Son cœur s’était pris pourtant une fois ou deux, parce que son cœur avait bonne envie de se prendre. Mais Bembo était un cavalier de tact. Il avait senti bien vite le ridicule de sa conduite. En vérité, nous le disons, de même qu’il n’y a, pour pleurer aux drames de Shakspeare que les filles rougeaudes des petits merciers du Borough, de même il n’y a que l’héritier endimanché de quelque squire campagnard pour prendre au sérieux nos amours de bonne compagnie.

Si l’on était méchant, on pourrait affirmer qu’après cent cinquante intrigues nouées et dénouées de manière ou d’autre, l’âme d’une grande lady est toujours pure et virginale comme devant. Ce n’est pas avec l’âme que pèchent Leurs Seigneuries.

Bembo savait cela, bien qu’il ne fût guère philosophe et que son esprit délicat n’eût aucune tendance vers la satire. — Aussi, ne trouvant point où placer son cœur avide d’aimer et n’ayant point de cheval au sabot duquel il pût mettre sa tendresse, il s’était donné entier au dévoûment, et ne connaissait rien en ce monde, sinon don José, son ami et son maître.

Mais ce ne pouvait être là son dernier mot. Il était jeune et n’avait point de parti pris contre les femmes : son esprit fin et choisi le rendait incapable de tomber dans ce banal travers.

Il était indifférent, voilà tout, indifférent comme le fils de Thésée et mille autres sujets de la fable et de l’histoire. Il attendait son Aricie.

Ce matin-là, il commença d’être amoureux ; pendant les jours suivants il continua, jusqu’à ce qu’il fût bel et bien épris. Sa situation s’y prêtait merveilleusement ; il était triste et il était seul.

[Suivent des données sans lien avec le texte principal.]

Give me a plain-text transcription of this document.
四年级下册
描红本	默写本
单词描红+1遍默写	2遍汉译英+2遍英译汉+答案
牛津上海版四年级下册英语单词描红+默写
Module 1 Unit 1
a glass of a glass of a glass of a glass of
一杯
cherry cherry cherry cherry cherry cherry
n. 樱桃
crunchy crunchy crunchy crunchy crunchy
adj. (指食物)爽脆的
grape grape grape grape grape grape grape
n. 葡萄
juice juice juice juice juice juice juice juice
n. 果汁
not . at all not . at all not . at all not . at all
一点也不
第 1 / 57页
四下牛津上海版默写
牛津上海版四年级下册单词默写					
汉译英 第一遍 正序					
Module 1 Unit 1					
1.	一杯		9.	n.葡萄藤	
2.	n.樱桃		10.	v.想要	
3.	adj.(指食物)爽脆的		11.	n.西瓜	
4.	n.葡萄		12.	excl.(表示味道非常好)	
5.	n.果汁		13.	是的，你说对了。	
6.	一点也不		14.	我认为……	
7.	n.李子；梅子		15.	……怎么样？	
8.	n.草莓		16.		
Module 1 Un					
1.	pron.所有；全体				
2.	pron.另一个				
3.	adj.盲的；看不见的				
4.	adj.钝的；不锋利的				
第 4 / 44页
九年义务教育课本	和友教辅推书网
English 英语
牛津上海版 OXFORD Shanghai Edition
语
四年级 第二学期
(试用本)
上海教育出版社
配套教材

Ceci, pour beaucoup de lecteurs, diminuera le mérite de la longue veille du cavalier Bembo ; une seconde de réflexion suffira pour les ramener à un sentiment moins sévère. Certes, la présence d’Anna si près de lui abrégea souvent ses heures de solitude ; mais à l’âge d’Angelo on est entreprenant ; il y a plaisir à renverser les obstacles ; Angelo, était d’ailleurs fils de ces heureux climats où l’escalade et les échelles de soie sont des vérités. Pourtant il demeurait à son poste.

C’était donc un sacrifice de plus, et son rôle y gagnait manifestement.

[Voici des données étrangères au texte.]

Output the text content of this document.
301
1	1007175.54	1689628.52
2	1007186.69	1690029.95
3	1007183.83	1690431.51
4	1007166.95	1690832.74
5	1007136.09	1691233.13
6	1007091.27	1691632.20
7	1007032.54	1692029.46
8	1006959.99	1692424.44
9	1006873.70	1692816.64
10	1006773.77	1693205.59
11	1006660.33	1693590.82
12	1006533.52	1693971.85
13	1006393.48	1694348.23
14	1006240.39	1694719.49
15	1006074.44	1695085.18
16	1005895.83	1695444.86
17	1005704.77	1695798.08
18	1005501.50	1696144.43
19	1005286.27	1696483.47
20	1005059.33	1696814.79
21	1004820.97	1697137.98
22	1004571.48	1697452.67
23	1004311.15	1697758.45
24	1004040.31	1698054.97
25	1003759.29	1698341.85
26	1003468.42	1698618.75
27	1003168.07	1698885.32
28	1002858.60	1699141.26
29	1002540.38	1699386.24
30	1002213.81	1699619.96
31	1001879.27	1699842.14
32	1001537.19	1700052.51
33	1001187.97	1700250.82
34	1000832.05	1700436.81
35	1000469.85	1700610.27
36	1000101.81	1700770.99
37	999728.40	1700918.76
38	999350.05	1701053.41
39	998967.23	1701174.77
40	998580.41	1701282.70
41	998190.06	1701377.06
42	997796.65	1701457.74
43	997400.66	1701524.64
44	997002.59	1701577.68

Un matin, Bembo vit quelque chose d’étrange. Le jour n’était pas encore bien dégagé des dernières ombres du crépuscule ; Anna dormait dans un fauteuil. Une porte s’ouvrit au fond de la chambre et deux hommes entrèrent. L’un d’eux tenait un bougeoir, l’autre, tout enveloppé dans un chaud carrick à fourrures, suivait d’un pas indolent.

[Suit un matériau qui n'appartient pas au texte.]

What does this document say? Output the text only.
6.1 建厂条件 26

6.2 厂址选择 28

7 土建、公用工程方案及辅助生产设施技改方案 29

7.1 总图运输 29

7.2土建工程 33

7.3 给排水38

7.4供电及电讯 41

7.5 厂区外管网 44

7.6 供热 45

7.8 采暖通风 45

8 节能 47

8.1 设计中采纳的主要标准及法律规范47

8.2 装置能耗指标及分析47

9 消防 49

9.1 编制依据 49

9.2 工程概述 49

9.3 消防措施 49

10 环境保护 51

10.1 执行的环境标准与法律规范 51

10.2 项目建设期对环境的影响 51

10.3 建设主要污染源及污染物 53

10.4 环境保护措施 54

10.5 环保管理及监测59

On juge si Bembo ouvrit de grands yeux.

Le premier des deux nouveau-venus s’avança doucement et fit un geste de surprise en voyant Anna dans le fauteuil. Il la croyait, sans doute, au lit, et son visage, tandis qu’il se tournait vers son compagnon en souriant obséquieusement, exprimait à peu près ceci :

— Elle dort… peu importe que ce soit dans un fauteuil.

L’homme au carrick ne daigna point répondre, et l’autre, qui semblait être quelque chose comme son valet, sinon pis que cela, bien qu’il ne portât pas de livrée, haussa le flambeau pour faire tomber la lumière sur le visage d’Anna endormie.

Bembo ne perdait pas un geste de ces deux hommes, dont l’un s’appelait Gilbert Paterson, et l’autre Godfrey de Lancester, comte de White-Manor.

  1. Sous-entendu house : maison où l’on est libre et à l’aise (petite maison}.